When the action picks up during the early days of the Clinton administration some 20 years later, the matter of Longlegs’ identity is less relevant than the mystery surrounding the young FBI agent who’s about to become his very own Clarice Starling. Her name is Lee Harker (indie horror legend Maika Monroe, holding things down with a strangled knot of a performance), she’s brand-new to the bureau, and her sixth sense for sniffing out serial killers seems to belie her prim appearance. Her psychic intuition allows her to find a madman on what might as well be her first day on the job, a wildly menacing scene that manages to establish two core truths about Perkins’ film. One is that it won’t shy away from the occult. The other is that it takes place in a cold and indifferent world where executions are as casual as answering a doorbell — a world where evil isn’t afraid to hide in plain sight, because it knows that most people will do everything in their power not to see it.
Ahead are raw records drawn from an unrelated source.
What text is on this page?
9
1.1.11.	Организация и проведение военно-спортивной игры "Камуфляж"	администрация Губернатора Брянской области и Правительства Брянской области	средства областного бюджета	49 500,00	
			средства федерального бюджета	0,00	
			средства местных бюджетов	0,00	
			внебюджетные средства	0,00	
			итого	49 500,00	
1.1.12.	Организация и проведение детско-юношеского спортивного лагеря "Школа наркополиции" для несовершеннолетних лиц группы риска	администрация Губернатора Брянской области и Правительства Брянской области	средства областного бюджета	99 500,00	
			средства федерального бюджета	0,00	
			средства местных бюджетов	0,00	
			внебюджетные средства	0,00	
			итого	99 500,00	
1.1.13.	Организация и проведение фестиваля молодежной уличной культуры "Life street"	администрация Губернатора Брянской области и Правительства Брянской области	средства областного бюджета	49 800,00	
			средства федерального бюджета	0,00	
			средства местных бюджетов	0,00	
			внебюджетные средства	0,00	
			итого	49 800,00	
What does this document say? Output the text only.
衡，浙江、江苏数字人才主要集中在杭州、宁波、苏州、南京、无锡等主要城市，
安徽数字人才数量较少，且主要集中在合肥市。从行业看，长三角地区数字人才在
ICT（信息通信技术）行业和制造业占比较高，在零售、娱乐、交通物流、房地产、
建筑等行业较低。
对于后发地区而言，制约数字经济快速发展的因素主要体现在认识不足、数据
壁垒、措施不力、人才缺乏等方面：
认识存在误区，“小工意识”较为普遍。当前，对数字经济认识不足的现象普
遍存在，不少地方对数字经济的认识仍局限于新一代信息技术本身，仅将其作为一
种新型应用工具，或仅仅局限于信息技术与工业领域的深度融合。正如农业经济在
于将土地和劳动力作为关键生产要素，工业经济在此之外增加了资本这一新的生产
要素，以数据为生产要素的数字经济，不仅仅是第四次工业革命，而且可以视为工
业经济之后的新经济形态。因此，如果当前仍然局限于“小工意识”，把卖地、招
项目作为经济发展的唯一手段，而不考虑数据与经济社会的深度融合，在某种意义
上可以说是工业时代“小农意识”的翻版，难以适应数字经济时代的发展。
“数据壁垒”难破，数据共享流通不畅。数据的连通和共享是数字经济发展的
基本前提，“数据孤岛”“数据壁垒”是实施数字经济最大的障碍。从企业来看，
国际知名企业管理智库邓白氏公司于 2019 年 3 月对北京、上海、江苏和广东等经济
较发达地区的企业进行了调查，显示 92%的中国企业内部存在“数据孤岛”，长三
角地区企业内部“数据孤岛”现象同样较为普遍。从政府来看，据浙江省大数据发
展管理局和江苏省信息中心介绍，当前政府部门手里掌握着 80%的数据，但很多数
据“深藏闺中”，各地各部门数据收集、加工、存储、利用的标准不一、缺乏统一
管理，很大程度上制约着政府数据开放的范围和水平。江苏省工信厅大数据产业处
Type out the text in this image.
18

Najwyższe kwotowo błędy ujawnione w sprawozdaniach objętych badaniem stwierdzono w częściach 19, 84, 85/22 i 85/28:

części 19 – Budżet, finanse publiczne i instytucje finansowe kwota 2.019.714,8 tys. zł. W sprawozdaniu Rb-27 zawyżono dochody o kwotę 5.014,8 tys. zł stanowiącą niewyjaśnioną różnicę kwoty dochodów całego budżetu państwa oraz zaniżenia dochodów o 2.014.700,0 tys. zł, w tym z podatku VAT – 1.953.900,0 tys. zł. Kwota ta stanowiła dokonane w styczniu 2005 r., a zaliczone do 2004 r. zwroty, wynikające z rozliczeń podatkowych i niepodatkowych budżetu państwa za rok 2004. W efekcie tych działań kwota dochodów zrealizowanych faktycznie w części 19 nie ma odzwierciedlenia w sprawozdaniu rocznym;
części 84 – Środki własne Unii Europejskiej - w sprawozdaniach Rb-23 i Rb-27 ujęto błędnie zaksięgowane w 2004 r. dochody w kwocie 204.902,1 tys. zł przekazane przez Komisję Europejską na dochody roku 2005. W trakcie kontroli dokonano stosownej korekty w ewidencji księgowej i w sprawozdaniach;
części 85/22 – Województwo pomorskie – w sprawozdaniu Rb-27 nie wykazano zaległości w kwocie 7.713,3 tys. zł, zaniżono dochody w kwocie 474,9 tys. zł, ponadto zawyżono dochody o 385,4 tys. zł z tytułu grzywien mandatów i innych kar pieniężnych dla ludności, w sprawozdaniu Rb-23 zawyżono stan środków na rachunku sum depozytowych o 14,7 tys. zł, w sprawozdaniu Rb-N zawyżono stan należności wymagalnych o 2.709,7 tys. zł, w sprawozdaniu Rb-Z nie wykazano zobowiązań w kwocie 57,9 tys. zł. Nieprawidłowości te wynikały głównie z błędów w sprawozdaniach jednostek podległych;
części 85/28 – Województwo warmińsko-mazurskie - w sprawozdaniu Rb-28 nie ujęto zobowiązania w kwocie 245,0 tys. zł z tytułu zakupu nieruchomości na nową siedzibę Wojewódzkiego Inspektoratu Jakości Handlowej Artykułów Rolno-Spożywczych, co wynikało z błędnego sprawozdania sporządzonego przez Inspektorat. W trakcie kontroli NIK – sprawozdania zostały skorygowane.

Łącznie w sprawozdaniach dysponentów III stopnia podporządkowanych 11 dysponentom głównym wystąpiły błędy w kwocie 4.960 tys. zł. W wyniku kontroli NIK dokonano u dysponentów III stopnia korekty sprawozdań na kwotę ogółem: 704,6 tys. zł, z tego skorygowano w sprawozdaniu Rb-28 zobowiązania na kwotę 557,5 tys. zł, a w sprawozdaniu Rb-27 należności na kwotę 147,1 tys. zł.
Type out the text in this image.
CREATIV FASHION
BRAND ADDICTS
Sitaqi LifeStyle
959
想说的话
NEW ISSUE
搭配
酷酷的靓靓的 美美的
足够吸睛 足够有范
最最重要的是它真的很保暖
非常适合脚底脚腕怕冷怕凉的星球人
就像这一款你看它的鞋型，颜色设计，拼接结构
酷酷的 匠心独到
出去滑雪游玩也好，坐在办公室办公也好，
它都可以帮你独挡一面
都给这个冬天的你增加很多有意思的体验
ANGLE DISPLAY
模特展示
One defiles realism, and the other refuses to let it out of its grip. 

LONGLEGS, Maika Monroe, 2024. © Neon / Courtesy Everett Collection
‘Longlegs’Courtesy Everett Collection

Played by a sly and endearingly no-nonsense Blair Underwood, who owns his character’s alcoholism as the cost of keeping his head on straight, Agent Carter assigns Lee to the Longlegs case the minute he learns of her unusual ability. Conventional detectives haven’t found a single breakthrough after several decades of trying, so why not deploy one oddity to fight another? Longlegs himself certainly seems tickled by the idea, as he doesn’t waste any time leaving a personal message in Lee’s home office, promising that he’ll kill again in the very near future (Perkins has plenty of fun with Satanic numerology, even if only as part of a broadly unsatisfying bid to convey that Longlegs is beholden to a plan).

And that’s really all there is to it, aside from the introduction of some other secondary characters along the way — namely Lee’s frail and devout mother, played by an unrecognizable Alicia Witt, and Longlegs’ only known survivor/biggest fan, played by a wickedly screwed up Kiernan Shipka in a excellent cameo that weaponizes her screen persona as a former child star. Suffocating with atmosphere and blessedly light on plot (at least until it’s not), Perkins’ film is less interested in peeling back the layers of its story’s most acute threats than it is in saturating the rest of the world around them with the same inescapable disquiet. 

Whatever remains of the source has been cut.